Champions League-chasing Chelsea – and women’s football more generally – on the cusp of something extraordinary
As the strangest football season on record hurtles to a climax, blue is most certainly the colour.
While the sky blues of Manchester City contemplate a treble almost on par with their neighbours’ efforts in 1999, Chelsea can claim a double of their own if they beat City in the Champions League final and defeat Leicester in the FA Cup Final.
But this season isn’t just the story of the Blues Brothers. Chelsea – having pipped City to the Barclays FA Women’s Super League title at the weekend – can also claim a historic double by winning the Women’s Champions League when they take on Barcelona in Gothenburg on Sunday.
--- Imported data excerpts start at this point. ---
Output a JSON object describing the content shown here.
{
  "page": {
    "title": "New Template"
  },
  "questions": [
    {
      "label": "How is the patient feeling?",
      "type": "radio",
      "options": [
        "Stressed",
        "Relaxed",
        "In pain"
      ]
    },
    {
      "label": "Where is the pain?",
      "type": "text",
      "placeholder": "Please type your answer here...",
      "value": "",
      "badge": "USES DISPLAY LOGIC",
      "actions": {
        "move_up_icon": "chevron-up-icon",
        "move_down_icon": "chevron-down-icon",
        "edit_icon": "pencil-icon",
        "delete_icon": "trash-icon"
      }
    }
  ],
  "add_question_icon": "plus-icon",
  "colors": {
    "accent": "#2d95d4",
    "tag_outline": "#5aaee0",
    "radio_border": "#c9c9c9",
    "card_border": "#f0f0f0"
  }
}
The significance of that opportunity was demonstrated by coverage of the men’s triumph over Real Madrid last week emphasising that it represents the first time a club has reached the final of both Champions League finals in the same season.
Rarely has the women’s game enjoyed such parity in terms of coverage but few who watched Pernille Harder and Fran Kirby put Bayern Munich to the sword in the semi-final could deny they’d earned the right.
And there’s a real sense that the women’s game is on the cusp of something extraordinary.
On 6 July England’s men could be playing a European Championship semi-final at Wembley but, exactly a year from then, the largest football tournament staged in England since Euro 96 will kick off.
While that tournament – with a little help from Baddiel, Skinner and the Lightning Seeds – sealed the renaissance of English football sparked by the national side – and New Order – at Italia 90, Women’s Euro 2022 will be a showcase for the abundance of talent in the women’s game.
Women’s Euro 2022 and new WSL TV deals
With the men’s World Cup not starting until November, Women’s Euro 2022 will be the only major tournament taking place next summer and will do so against significant positive developments in the women’s game that mean that the England squad and several leading European stars will already enjoy a far higher profile.
Thanks to new broadcast deals with the BBC and Sky Sports, the Women’s Super League (WSL) – the elite domestic competition and one of the few fully professional women’s leagues in the world – will have the opportunity to reach millions of fans throughout the season leading up to Women’s Euro 2022.
This, in turn, has the potential to attract the commercial investment that the FA craves to give the WSL long-term financial stability.
The top three players in the world – Denmark’s Harder, Vivianne Miedema of Arsenal and the Netherlands, and England’s Lucy Bronze of Manchester City – already ply their trade in the WSL but the higher profile and subsequent investment will help attract even more of the game’s best to English clubs.
In addition to the increased coverage it will receive from next season, there’s another compelling rationale for businesses to invest in the women’s game. Research from Australia suggests that sponsorship of women’s sport elicits a more positive response among consumers than commercial support of men’s sport.
That combination of increased strength on the team sheet and the balance sheet bodes incredibly well for women’s football in England even before Women’s Euro 2022 kicks-off.
For all involved in a sport that has fought hard for the level of exposure it will now enjoy, to paraphrase World In Motion, now is the time to let everyone see.
Neil Hopkins is global head of strategy at M&C Saatchi Sport and Entertainment.